Gelet voorts op de specifieke context waarin in de jurisprudentie de voorlopige machtiging onder opschortende voorwaarde is ontwikkeld, legt het hof de toepasselijke regelgeving zo uit dat tenuitvoerlegging van een in deze context verleende voorlopige BOPZ-machtiging dient te geschieden binnen veertien dagen nadat zich de in de opschortende voorwaarde genoemde gebeurtenis, in casu het onvoorwaardelijk eindigen van de TBS, heeft voorgedaan.
Immers, bij het opnemen van de in artikel 10 lid 1 van de wet BOPZ genoemde termijn is de gedachte geweest dat rekening gehouden dient te worden met mogelijk zich voordoende wijzigingen in de omstandigheden van betrokkene, waardoor wellicht na enkele weken een tenuitvoerlegging van de verleende machtiging niet meer gerechtvaardigd zou zijn. Met het oog daarop dient een beoordeling van de noodzaak van een te verlenen machtiging zo kort mogelijk voor een eventuele tenuitvoerlegging te geschieden.
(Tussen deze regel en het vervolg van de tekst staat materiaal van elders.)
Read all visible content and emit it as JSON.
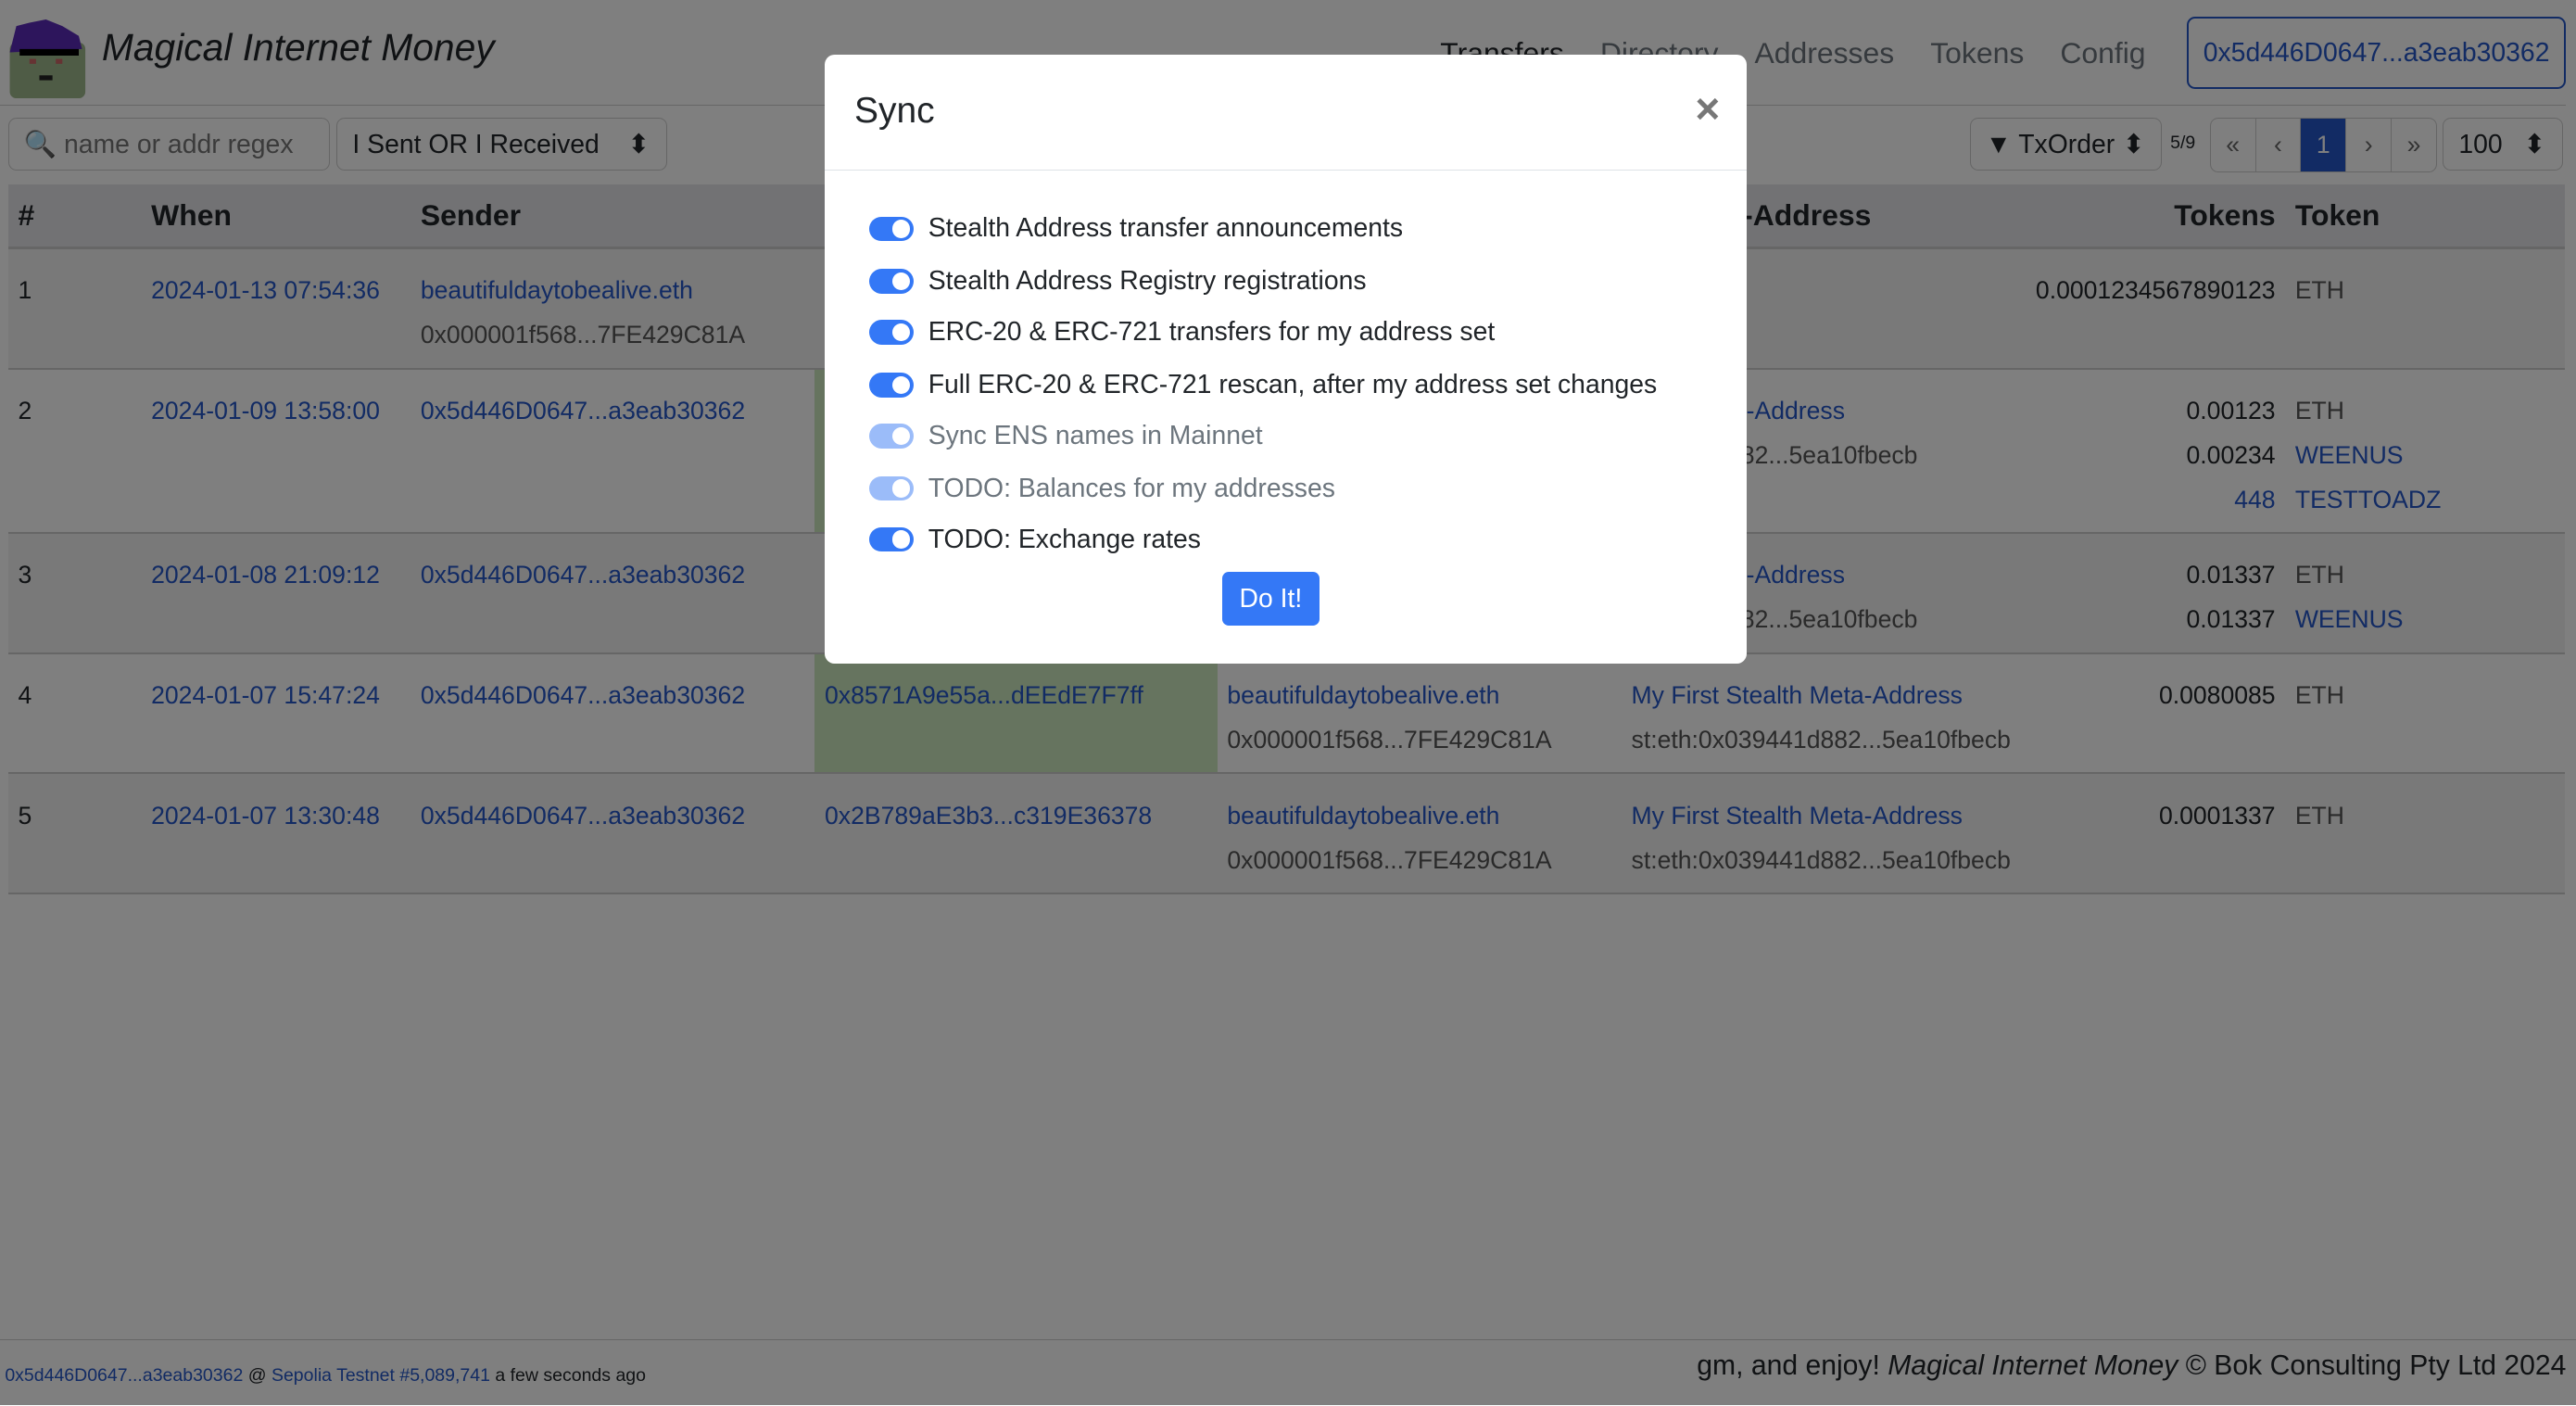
{
  "app": {
    "title": "Magical Internet Money"
  },
  "nav": {
    "items": [
      "Transfers",
      "Directory",
      "Addresses",
      "Tokens",
      "Config"
    ],
    "account": "0x5d446D0647...a3eab30362"
  },
  "toolbar": {
    "search_placeholder": "name or addr regex",
    "filter": "I Sent OR I Received",
    "sort": "▼ TxOrder",
    "page_info": "5/9",
    "pager": [
      "«",
      "‹",
      "1",
      "›",
      "»"
    ],
    "page_size": "100"
  },
  "table": {
    "headers": [
      "#",
      "When",
      "Sender",
      "",
      "",
      "lth Meta-Address",
      "Tokens",
      "Token"
    ],
    "rows": [
      {
        "n": "1",
        "when": "2024-01-13 07:54:36",
        "sender": "beautifuldaytobealive.eth",
        "sender_sub": "0x000001f568...7FE429C81A",
        "c4": "",
        "c5": "",
        "c5_sub": "",
        "meta": "",
        "meta_sub": "",
        "amounts": [
          "0.0001234567890123"
        ],
        "tokens": [
          "ETH"
        ]
      },
      {
        "n": "2",
        "when": "2024-01-09 13:58:00",
        "sender": "0x5d446D0647...a3eab30362",
        "sender_sub": "",
        "c4": "",
        "c5": "",
        "c5_sub": "",
        "meta": "ealth Meta-Address",
        "meta_sub": "039441d882...5ea10fbecb",
        "amounts": [
          "0.00123",
          "0.00234",
          "448"
        ],
        "tokens": [
          "ETH",
          "WEENUS",
          "TESTTOADZ"
        ]
      },
      {
        "n": "3",
        "when": "2024-01-08 21:09:12",
        "sender": "0x5d446D0647...a3eab30362",
        "sender_sub": "",
        "c4": "",
        "c5": "",
        "c5_sub": "",
        "meta": "ealth Meta-Address",
        "meta_sub": "039441d882...5ea10fbecb",
        "amounts": [
          "0.01337",
          "0.01337"
        ],
        "tokens": [
          "ETH",
          "WEENUS"
        ]
      },
      {
        "n": "4",
        "when": "2024-01-07 15:47:24",
        "sender": "0x5d446D0647...a3eab30362",
        "sender_sub": "",
        "c4": "0x8571A9e55a...dEEdE7F7ff",
        "c5": "beautifuldaytobealive.eth",
        "c5_sub": "0x000001f568...7FE429C81A",
        "meta": "My First Stealth Meta-Address",
        "meta_sub": "st:eth:0x039441d882...5ea10fbecb",
        "amounts": [
          "0.0080085"
        ],
        "tokens": [
          "ETH"
        ]
      },
      {
        "n": "5",
        "when": "2024-01-07 13:30:48",
        "sender": "0x5d446D0647...a3eab30362",
        "sender_sub": "",
        "c4": "0x2B789aE3b3...c319E36378",
        "c5": "beautifuldaytobealive.eth",
        "c5_sub": "0x000001f568...7FE429C81A",
        "meta": "My First Stealth Meta-Address",
        "meta_sub": "st:eth:0x039441d882...5ea10fbecb",
        "amounts": [
          "0.0001337"
        ],
        "tokens": [
          "ETH"
        ]
      }
    ]
  },
  "footer": {
    "account": "0x5d446D0647...a3eab30362",
    "at": "@",
    "network": "Sepolia Testnet #5,089,741",
    "time": "a few seconds ago",
    "credit_pre": "gm, and enjoy!",
    "credit_brand": "Magical Internet Money",
    "credit_post": "© Bok Consulting Pty Ltd 2024"
  },
  "modal": {
    "title": "Sync",
    "close": "×",
    "button": "Do It!",
    "options": [
      {
        "label": "Stealth Address transfer announcements",
        "on": true,
        "disabled": false
      },
      {
        "label": "Stealth Address Registry registrations",
        "on": true,
        "disabled": false
      },
      {
        "label": "ERC-20 & ERC-721 transfers for my address set",
        "on": true,
        "disabled": false
      },
      {
        "label": "Full ERC-20 & ERC-721 rescan, after my address set changes",
        "on": true,
        "disabled": false
      },
      {
        "label": "Sync ENS names in Mainnet",
        "on": true,
        "disabled": true
      },
      {
        "label": "TODO: Balances for my addresses",
        "on": true,
        "disabled": true
      },
      {
        "label": "TODO: Exchange rates",
        "on": true,
        "disabled": false
      }
    ]
  },
  "colors": {
    "accent": "#3478f6",
    "link": "#2456c8",
    "highlight": "#cce8be"
  }
}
Ingeval van een in het kader van de overgang van TBS-maatregel naar BOPZ-maatregel te effectueren BOPZ-maatregel wordt aan deze voorwaarde steeds voldaan: in de context waarin de voorlopige machtiging op grond van de BOPZ onder opschortende voorwaarde is ontwikkeld en wordt toegepast, is er steeds voorafgaand aan de in de voorwaarde genoemde gebeurtenis (het onvoorwaardelijk eindigen van de TBS) een toets van de TBS-verlengingsrechter.
- —
Gelet op het bovenstaande is het hof van oordeel dat de veiligheid van anderen dan wel de algemene veiligheid van personen niet langer verlenging van de terbeschikkingstelling eist, nu verblijf en behandeling van betrokkene (aansluitend op het eindigen van de TBS-maatregel) in het kader van een BOPZ-maatregel kan worden voortgezet. De vordering van de officier van justitie dient te worden afgewezen.
Beslissing
Het hof:
Vernietigt de beslissing van de rechtbank Amsterdam van 10 februari 2010 met betrekking tot de terbeschikkinggestelde [terbeschikkinggestelde].
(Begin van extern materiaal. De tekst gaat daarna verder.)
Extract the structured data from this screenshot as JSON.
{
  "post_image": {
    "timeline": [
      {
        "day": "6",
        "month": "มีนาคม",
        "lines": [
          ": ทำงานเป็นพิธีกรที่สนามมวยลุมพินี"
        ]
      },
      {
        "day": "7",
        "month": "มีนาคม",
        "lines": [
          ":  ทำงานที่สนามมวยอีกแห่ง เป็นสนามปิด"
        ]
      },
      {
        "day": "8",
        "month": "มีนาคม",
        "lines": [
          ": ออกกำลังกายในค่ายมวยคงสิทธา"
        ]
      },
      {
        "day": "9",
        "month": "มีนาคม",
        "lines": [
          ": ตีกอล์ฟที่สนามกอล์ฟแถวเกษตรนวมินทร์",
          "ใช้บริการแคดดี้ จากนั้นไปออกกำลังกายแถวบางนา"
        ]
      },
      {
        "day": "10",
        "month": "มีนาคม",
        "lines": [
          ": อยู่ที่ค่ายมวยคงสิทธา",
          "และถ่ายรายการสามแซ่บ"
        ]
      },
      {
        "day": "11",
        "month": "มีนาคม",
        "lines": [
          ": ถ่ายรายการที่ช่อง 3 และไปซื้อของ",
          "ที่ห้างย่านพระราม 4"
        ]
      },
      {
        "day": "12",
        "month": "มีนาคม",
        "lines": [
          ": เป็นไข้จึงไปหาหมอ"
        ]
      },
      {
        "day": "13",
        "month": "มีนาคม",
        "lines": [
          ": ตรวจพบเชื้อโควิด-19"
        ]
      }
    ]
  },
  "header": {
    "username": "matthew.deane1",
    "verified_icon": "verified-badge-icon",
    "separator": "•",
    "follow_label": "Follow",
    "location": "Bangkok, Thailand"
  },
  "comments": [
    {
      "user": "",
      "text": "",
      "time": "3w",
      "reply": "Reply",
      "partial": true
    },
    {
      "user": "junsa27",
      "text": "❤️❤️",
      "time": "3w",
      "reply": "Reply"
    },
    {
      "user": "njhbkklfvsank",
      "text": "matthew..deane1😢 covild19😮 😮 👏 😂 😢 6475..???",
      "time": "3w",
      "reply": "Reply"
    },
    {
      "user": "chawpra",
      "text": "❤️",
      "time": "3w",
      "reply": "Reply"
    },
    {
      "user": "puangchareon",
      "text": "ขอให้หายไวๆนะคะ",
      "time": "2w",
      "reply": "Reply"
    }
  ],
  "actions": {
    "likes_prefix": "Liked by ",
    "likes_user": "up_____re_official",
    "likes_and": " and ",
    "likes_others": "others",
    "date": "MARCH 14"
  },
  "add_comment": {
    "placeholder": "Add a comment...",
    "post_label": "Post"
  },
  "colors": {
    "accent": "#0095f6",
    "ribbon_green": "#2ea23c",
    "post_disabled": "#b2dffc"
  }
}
Wijst af de vordering van de officier van justitie.
Aldus gedaan door
mr E. van der Herberg als voorzitter,
mr G. Mintjes en mr J.H.M. Zwinkels als raadsheren,
en drs. J. Boon en drs. R. Poll als raden,
in tegenwoordigheid van mr B.T.H. Janssen als griffier,
en op 27 april 2010 in het openbaar uitgesproken.
De raden zijn buiten staat deze beslissing mede te ondertekenen.
mr G. Mintjes is buiten staat deze beslissing mede te ondertekenen.